アドネットワーク「BPN」の状況はどうか。

 すごく売れているという訳ではないが、広告出稿状況は思ったよりいい。広告市場は当然厳しいことが予想されていたため、かなり厳しめの覚悟はしていたが、健闘していると言える。当初は媒体ごとに異なる広告審査部分での調整に手間取るかなと思っていたが、連携してうまく進められている。

 BPNに加盟するサイトのうち、最もPVを稼いでいるのは朝日。時事通信もそれなりに数字を持っている。規模だけでいえばヤフーがいるし、黙っていて何とかなる事業ではない。もともと楽観視もしていないため、アドネットワークの数が増えている現状で、今後は何かしらの付加価値をつけていく必要がある。

朝日新聞が目指すネット事業とは。

 asahi.comは朝日新聞のニュースサイトとしてスタートした。ニュースが来訪のきっかけになるのは間違いない。ただ、米国の新聞社の状況を見ても、そこだけに頼っていてはこれ以上、事業の拡大はない。ニュースだけではない、総合サイトを目指している。
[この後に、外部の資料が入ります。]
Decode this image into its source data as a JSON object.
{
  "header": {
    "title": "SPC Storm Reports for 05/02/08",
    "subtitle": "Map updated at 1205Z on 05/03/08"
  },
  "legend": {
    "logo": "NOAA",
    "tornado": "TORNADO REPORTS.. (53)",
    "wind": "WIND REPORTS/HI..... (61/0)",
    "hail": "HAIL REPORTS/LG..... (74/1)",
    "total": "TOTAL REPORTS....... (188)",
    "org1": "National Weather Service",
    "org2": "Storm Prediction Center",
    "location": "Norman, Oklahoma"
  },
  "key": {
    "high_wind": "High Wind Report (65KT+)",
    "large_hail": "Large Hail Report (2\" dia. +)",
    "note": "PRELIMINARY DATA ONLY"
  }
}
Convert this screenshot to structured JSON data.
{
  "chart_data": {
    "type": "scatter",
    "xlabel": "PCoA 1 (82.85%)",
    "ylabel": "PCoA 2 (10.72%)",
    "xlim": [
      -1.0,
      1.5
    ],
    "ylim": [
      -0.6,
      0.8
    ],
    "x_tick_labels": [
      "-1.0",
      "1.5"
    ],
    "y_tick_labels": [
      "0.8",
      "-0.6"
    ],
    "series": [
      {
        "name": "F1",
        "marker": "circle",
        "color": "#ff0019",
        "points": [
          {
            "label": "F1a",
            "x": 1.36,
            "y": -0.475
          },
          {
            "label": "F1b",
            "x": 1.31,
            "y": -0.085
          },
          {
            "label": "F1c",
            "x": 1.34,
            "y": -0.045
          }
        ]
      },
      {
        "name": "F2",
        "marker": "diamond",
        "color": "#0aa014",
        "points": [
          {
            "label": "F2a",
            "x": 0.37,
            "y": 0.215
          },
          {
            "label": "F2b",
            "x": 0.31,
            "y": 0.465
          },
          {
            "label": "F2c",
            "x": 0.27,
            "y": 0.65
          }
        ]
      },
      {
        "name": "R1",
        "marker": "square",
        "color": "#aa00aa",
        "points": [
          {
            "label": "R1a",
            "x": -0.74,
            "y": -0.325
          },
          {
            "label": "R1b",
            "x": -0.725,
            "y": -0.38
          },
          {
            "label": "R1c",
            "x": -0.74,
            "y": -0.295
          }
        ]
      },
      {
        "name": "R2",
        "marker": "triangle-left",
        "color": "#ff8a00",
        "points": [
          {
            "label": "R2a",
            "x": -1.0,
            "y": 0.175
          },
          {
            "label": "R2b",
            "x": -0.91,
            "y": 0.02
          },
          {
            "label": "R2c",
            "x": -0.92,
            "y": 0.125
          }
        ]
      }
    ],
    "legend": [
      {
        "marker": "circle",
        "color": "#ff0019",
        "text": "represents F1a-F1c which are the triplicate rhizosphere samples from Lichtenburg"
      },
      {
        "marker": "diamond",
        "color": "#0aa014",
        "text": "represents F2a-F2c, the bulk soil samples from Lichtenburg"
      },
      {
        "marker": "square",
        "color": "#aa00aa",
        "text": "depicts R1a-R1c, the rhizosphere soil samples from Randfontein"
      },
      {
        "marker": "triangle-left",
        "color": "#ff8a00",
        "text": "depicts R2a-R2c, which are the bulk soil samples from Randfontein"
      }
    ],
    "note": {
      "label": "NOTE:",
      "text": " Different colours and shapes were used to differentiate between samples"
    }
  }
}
 今回のCNET買収のような話は手間もエネルギーも相当かかるが、基本的には外部と組んで拡張し、新聞とは一線を画していきたい。どうしても新聞の論理だと「できること」「できないこと」ということが出てきてしまう。例えば、現状では選挙対応人員が必要な時期。だが、来月選挙があるから人が割けない、先延ばしにしてしまうというのはネット事業においてはあり得ない話。ネット事業は、本来、もっとスピード感を持って展開していかなければならないはずだ。そのためにも、ネット事業の文化を社内で作っていく必要がある。事業に主眼を置いてやっていく人間を増やしていかなければならない。

先般のサッカーの日本代表戦におけるTwitter活用もその一例か。

 Twitterの活用は、朝日新聞ではなくデジタルメディア本部として取り組んだ。好意的な意見もあれば、社内はもとより朝日新聞本来のファンからのお叱りもあった。それでも、新しい取り組みに身軽に挑戦していくことが重要だと考えている。